Mustafa Bashir, Lubna Bhatti, Daniele Marin … (2015)

Ferumoxytol is an ultrasmall superparamagnetic iron oxide (USPIO) agent initially approved by the Food and Drug Administration (FDA) as an iron replacement therapy for patients with anemia due to chronic renal failure. Recently, ferumoxytol has been investigated extensively as an intravenous contrast agent in magnetic resonance imaging (MRI). Since it causes regional T1 and T2 * shortening in vivo, conventional pulse sequences can be used following ferumoxytol administration to demonstrate signal enhancement or loss. Ferumoxytol can be administered as a rapid bolus and has a long intravascular half-life on the order of 14-15 hours, making it a potentially useful agent for vascular and perfusion-weighted MRI. In comparison to other USPIOs, ferumoxytol is less limited by allergic and idiosyncratic reactions. Furthermore, since ferumoxytol is an iron-based agent with no potential for causing nephrogenic systemic fibrosis, it may be useful as an alternative to gadolinium-based contrast agents in patients with compromised renal function.
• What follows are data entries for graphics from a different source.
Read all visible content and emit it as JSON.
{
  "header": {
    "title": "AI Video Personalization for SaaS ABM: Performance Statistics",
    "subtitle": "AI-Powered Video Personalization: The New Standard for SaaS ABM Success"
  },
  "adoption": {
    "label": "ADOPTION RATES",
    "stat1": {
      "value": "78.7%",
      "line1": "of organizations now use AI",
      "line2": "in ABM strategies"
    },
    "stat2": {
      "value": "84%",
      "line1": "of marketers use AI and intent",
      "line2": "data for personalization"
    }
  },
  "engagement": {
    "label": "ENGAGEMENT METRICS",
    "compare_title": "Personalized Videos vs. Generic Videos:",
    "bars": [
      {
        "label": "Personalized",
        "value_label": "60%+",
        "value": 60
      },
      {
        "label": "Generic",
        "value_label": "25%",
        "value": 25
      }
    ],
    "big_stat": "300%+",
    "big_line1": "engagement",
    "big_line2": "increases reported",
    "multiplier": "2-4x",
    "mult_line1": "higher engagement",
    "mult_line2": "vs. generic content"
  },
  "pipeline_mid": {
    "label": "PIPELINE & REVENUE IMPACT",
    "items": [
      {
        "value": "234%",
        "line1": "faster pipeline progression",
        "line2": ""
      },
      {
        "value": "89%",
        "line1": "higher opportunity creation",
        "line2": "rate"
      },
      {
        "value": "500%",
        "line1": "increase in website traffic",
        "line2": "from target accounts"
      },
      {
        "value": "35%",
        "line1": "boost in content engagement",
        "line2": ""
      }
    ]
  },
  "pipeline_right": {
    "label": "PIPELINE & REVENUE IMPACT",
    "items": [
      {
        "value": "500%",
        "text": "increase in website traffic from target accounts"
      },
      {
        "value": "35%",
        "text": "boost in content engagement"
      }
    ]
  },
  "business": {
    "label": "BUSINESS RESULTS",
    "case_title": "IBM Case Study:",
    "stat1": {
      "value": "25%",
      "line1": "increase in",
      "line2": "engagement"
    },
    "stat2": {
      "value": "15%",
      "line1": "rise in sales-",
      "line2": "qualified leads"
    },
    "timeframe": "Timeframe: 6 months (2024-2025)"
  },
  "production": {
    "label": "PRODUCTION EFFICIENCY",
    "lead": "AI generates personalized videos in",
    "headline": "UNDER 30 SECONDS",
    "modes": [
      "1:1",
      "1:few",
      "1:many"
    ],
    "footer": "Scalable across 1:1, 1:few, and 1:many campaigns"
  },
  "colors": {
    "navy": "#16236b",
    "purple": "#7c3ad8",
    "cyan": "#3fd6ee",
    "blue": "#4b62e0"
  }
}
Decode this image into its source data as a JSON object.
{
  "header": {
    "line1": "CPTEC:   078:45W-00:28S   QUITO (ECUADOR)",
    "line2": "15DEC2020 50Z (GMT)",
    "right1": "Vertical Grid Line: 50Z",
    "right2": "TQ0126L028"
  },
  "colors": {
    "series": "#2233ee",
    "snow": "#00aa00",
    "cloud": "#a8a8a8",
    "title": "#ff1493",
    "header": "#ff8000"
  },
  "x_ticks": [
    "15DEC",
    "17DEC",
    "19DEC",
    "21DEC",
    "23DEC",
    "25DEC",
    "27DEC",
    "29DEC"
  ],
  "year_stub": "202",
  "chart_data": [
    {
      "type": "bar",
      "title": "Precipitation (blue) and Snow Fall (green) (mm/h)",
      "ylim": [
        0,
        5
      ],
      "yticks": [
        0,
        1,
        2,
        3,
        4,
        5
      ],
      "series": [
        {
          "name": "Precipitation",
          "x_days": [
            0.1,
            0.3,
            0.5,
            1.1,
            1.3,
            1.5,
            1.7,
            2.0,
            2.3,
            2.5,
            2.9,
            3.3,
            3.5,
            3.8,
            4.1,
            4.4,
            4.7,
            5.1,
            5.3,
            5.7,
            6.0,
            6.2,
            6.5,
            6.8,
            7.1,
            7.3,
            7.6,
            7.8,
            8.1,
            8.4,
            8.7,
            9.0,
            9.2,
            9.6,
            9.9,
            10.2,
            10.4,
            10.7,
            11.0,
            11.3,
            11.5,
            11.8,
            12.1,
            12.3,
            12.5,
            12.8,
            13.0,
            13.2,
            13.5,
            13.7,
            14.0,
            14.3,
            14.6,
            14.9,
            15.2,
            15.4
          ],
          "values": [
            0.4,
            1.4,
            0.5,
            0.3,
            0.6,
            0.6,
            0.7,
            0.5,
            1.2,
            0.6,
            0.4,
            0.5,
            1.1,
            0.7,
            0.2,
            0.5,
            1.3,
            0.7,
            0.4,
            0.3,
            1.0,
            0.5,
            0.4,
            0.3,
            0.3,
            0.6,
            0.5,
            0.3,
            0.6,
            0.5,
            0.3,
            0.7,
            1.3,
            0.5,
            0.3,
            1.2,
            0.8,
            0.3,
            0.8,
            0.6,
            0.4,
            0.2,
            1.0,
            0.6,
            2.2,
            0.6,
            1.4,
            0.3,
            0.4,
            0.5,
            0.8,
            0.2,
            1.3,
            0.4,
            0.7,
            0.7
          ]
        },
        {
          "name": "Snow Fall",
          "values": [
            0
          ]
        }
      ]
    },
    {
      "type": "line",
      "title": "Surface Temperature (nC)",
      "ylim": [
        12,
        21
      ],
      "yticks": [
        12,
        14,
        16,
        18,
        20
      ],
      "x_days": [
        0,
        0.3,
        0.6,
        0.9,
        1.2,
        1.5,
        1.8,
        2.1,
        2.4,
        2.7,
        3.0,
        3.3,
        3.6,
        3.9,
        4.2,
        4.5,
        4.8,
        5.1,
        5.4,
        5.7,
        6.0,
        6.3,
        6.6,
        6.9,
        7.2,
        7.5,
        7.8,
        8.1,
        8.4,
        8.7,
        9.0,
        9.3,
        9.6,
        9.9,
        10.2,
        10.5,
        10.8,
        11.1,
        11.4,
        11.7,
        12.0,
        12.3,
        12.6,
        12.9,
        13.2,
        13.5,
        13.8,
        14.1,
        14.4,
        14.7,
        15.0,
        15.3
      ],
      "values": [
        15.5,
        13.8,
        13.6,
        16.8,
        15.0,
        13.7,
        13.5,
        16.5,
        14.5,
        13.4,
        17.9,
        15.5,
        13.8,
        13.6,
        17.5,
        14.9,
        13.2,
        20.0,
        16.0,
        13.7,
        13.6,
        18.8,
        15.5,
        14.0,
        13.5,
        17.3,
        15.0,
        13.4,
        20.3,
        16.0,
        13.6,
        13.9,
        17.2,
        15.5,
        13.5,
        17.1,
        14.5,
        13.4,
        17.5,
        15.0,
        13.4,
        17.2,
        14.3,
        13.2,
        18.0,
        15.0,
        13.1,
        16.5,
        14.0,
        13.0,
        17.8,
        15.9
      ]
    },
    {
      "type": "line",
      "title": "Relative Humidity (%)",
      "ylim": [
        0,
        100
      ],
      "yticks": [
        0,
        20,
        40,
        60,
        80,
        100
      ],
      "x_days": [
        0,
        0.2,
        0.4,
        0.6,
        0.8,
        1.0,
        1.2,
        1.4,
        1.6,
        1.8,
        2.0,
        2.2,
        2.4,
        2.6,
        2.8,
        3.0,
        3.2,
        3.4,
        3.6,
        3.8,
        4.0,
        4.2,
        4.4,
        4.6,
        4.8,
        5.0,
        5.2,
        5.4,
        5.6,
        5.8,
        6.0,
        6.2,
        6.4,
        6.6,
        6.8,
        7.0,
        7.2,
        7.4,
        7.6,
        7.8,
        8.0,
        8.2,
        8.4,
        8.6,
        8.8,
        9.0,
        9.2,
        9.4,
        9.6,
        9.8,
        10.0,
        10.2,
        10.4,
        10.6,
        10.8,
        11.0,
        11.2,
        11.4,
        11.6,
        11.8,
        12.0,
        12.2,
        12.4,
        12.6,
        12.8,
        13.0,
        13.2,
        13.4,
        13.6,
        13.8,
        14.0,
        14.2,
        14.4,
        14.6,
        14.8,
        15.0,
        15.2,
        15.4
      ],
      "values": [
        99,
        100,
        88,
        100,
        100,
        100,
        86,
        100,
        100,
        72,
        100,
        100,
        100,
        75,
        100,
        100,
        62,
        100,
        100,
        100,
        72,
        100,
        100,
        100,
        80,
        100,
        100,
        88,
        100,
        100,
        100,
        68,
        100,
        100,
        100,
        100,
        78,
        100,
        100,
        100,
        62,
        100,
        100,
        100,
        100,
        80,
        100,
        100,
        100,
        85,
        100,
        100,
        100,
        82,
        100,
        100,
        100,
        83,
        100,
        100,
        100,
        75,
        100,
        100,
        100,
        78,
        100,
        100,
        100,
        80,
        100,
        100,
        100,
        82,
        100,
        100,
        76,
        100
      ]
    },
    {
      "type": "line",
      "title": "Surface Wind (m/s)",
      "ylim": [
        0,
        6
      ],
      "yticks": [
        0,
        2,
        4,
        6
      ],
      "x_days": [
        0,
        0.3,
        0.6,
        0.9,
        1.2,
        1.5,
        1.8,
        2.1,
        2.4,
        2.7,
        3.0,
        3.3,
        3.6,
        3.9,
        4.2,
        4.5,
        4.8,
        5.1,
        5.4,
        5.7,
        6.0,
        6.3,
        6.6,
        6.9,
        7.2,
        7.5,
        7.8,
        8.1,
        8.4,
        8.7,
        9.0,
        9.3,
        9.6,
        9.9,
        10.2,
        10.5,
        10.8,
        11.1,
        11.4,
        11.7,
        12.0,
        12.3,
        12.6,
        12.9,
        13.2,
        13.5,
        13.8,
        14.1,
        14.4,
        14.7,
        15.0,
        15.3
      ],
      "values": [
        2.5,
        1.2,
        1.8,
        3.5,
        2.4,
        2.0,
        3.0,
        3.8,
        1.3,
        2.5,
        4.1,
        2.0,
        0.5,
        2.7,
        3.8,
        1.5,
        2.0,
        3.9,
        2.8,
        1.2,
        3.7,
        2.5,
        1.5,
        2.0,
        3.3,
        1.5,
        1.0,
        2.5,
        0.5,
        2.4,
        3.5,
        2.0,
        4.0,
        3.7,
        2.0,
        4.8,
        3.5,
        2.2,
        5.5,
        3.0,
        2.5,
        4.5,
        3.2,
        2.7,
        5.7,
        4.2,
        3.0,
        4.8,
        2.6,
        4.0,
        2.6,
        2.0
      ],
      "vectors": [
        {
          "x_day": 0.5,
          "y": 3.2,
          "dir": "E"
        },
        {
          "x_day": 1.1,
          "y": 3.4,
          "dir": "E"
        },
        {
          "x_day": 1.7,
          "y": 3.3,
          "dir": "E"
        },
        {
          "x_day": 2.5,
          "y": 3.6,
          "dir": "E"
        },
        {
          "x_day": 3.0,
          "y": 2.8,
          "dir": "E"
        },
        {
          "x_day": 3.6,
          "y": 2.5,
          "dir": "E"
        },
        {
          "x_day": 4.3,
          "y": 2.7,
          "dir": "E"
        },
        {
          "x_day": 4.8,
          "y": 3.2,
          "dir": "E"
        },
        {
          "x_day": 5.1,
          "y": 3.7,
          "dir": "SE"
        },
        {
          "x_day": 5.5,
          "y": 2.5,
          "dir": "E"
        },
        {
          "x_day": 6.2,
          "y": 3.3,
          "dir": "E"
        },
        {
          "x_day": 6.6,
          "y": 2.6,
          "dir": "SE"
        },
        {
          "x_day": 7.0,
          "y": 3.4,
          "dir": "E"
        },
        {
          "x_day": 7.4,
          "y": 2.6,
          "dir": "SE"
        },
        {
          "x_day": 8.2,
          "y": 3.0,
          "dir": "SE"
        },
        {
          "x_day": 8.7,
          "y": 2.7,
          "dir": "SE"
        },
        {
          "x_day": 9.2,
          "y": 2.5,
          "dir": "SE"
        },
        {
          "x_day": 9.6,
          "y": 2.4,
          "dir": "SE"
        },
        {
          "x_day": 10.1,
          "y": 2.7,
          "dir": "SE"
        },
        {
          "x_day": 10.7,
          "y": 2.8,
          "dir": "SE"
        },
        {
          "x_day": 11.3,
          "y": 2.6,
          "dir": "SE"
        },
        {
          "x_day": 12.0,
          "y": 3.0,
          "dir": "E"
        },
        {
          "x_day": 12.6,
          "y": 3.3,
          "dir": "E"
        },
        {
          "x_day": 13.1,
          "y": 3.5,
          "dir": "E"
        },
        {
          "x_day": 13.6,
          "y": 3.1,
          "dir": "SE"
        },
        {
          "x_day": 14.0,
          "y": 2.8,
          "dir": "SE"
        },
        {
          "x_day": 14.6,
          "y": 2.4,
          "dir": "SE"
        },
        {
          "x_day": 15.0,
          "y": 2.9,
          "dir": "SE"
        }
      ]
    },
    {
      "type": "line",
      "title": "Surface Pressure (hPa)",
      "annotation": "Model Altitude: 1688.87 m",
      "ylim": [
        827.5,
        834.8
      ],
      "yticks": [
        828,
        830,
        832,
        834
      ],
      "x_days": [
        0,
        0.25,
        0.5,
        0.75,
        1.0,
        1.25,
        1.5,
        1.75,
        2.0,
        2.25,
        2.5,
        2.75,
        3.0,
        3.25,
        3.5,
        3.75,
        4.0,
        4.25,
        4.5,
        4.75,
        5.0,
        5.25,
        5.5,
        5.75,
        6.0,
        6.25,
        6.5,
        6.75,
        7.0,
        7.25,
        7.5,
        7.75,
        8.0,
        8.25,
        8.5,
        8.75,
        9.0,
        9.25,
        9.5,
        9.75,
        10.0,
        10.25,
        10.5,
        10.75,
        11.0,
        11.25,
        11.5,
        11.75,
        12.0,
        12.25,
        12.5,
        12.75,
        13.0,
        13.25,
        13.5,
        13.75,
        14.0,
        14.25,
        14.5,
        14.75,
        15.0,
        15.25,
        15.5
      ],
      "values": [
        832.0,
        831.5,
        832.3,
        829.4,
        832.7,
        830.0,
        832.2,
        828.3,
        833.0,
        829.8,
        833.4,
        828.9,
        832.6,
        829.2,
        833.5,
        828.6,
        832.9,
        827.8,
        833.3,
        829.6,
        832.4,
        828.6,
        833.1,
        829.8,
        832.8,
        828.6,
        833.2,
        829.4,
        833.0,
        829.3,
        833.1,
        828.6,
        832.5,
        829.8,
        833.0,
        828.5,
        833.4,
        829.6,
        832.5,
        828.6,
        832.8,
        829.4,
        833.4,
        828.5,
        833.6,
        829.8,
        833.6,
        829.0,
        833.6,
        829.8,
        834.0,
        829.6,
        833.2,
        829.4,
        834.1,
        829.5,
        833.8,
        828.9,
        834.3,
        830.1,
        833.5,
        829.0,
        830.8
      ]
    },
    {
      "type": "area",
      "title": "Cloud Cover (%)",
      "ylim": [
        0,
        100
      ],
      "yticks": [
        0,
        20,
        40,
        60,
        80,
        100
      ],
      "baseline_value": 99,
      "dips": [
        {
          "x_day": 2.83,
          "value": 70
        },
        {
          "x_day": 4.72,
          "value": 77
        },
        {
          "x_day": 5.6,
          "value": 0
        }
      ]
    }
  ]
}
Ferumoxytol is ultimately taken up by macrophages/the reticuloendothelial system in the liver, spleen, and lymph nodes, and this uptake mechanism is being explored as a novel imaging technique for vascular lesions, tumors, and lymph nodes. This article reviews the properties of ferumoxytol relevant to MRI as well as many of the uses for the agent currently under investigation. © 2014 Wiley Periodicals, Inc.